B.5 Advanced Debugging Techniques

Monitoring link-local traffic:

# Monitor ARP traffic for link-local gateway
tcpdump -i any arp and host 169.254.1.1

# Monitor all traffic to/from link-local subnet
tcpdump -i any net 169.254.0.0/16

# Check conntrack entries for pod traffic
conntrack -L | grep 10.0.1.45

Understanding AWS VPC CNI’s iptables rules:

# AWS VPC CNI creates specific iptables rules
iptables -t nat -L AWS-VPC-CNI-POSTROUTING -n -v
iptables -t filter -L AWS-VPC-CNI-FORWARD -n -v

# Example rules:
# Chain AWS-VPC-CNI-POSTROUTING (1 references)
# target     prot opt source               destination         
# MASQUERADE  all  --  10.0.1.0/24         !10.0.0.0/16        /* AWS VPC CNI */

Debugging external SNAT mode:

# Check if external SNAT is enabled
kubectl -n kube-system get daemonset aws-node -o yaml | grep AWS_VPC_K8S_CNI_EXTERNALSNAT

# If external SNAT is disabled (default), node does SNAT
# If external SNAT is enabled, NAT Gateway/Instance does SNAT

Issue 1: Link-local gateway unreachable

# Symptoms: Pod can't reach external services
# Debug from inside pod:
ping 169.254.1.1  # Should succeed
ip route get 8.8.8.8  # Should show via 169.254.1.1

# If ping fails, check veth pair:
# From node:
ip link show | grep veth
ethtool veth123  # Check if link is up

Issue 2: ARP resolution failures

# Check ARP table from pod's perspective
kubectl exec -it <pod> -- ip neigh show

# Should show:
# 169.254.1.1 dev eth0 lladdr xx:xx:xx:xx:xx:xx REACHABLE

# If FAILED or missing, check CNI plugin health:
kubectl -n kube-system logs -l k8s-app=aws-node

Issue 3: SNAT not working

# Check if pod traffic is being SNATed correctly
# From node, monitor outgoing traffic:
tcpdump -i eni-abc123 src host 10.0.1.45  # Should see no traffic (SNATed)
tcpdump -i eni-abc123 src host 10.0.1.10  # Should see SNATed traffic

# Check iptables SNAT rules:
iptables -t nat -L POSTROUTING -n -v | grep 10.0.1.45

Understanding the overhead:

# Measure latency through the link-local path
kubectl exec -it <pod> -- ping -c 10 169.254.1.1

# Compare with direct node communication
ping -c 10 10.0.1.10  # From another node

# Monitor CPU usage of network processing
top -p $(pgrep -f aws-node)

Optimizing for high-throughput workloads:

# Check network buffer sizes
kubectl exec -it <pod> -- cat /proc/sys/net/core/rmem_max
kubectl exec -it <pod> -- cat /proc/sys/net/core/wmem_max

# Monitor network interface statistics
kubectl exec -it <pod> -- cat /proc/net/dev

This deep dive shows that the “link-local gateway” at 169.254.1.1 is actually a clever abstraction by the AWS VPC CNI. It’s not a real gateway but a virtual endpoint that allows pods to send traffic to the node’s ENI through the veth pair, where iptables rules then handle SNAT and routing to the actual destination.

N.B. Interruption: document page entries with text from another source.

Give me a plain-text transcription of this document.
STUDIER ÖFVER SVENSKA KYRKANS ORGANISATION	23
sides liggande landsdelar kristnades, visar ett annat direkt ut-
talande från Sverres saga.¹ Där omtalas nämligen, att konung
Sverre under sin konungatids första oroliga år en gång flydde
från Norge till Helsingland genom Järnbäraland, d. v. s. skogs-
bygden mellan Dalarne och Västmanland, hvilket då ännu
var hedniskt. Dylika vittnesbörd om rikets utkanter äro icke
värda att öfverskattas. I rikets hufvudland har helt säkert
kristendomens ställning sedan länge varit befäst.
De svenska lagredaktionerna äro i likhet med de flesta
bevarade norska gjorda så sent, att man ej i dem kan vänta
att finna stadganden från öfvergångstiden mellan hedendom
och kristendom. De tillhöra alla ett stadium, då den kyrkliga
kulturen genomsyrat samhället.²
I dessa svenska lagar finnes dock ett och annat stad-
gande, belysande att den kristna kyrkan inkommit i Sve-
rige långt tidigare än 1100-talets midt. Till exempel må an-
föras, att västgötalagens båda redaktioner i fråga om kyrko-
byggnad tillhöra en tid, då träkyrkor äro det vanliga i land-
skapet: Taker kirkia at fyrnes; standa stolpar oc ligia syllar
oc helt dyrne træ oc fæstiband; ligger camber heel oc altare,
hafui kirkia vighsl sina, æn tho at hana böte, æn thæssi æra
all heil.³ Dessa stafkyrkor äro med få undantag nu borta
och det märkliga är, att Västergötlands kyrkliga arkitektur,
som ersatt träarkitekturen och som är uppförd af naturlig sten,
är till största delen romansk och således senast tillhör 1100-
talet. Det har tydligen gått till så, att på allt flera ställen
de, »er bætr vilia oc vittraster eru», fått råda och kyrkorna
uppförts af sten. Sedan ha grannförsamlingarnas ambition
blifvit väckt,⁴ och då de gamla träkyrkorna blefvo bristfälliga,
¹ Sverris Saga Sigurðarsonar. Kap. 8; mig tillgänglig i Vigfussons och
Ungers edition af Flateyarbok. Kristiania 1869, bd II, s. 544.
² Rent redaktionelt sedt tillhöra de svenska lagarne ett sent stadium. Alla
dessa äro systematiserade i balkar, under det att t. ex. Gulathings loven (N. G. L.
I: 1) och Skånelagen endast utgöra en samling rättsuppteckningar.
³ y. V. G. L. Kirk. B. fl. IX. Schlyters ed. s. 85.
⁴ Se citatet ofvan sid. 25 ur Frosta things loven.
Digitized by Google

Appendix C: Prometheus queries and EKS limits

Tools and utilities are in Appendix A.3 to avoid duplication.

C.2 Prometheus Queries for EKS Monitoring

Node health:

# Node CPU usage
100 - (avg by (instance) (irate(node_cpu_seconds_total{mode="idle"}[5m])) * 100)

# Node memory usage
(1 - (node_memory_MemAvailable_bytes / node_memory_MemTotal_bytes)) * 100

# Node disk usage
(1 - (node_filesystem_avail_bytes / node_filesystem_size_bytes)) * 100

Pod resource usage:

# Pod CPU usage
rate(container_cpu_usage_seconds_total[5m])

# Pod memory usage
container_memory_working_set_bytes

# Pod network I/O
rate(container_network_receive_bytes_total[5m])
rate(container_network_transmit_bytes_total[5m])

C.3 Common EKS Limits and Quotas

EKS Service Limits:

  • Clusters per region: 100
  • Node groups per cluster: 30
  • Nodes per node group: 450
  • Fargate profiles per cluster: 10

EC2 Instance Limits (affects node groups):

  • Default vCPU limit varies by instance family
  • Spot instance limits separate from On-Demand
  • Elastic IP addresses: 5 per region (affects NAT Gateways)

VPC Limits (affects networking):

  • VPCs per region: 5
  • Subnets per VPC: 200
  • Route tables per VPC: 200
  • Security groups per VPC: 2,500

This comprehensive appendix provides essential reference materials, deep technical analysis of EKS networking, and practical tools for day-to-day EKS operations. The link-local address deep dive reveals the sophisticated networking abstraction that makes EKS pod networking appear simple while handling complex VPC integration behind the scenes.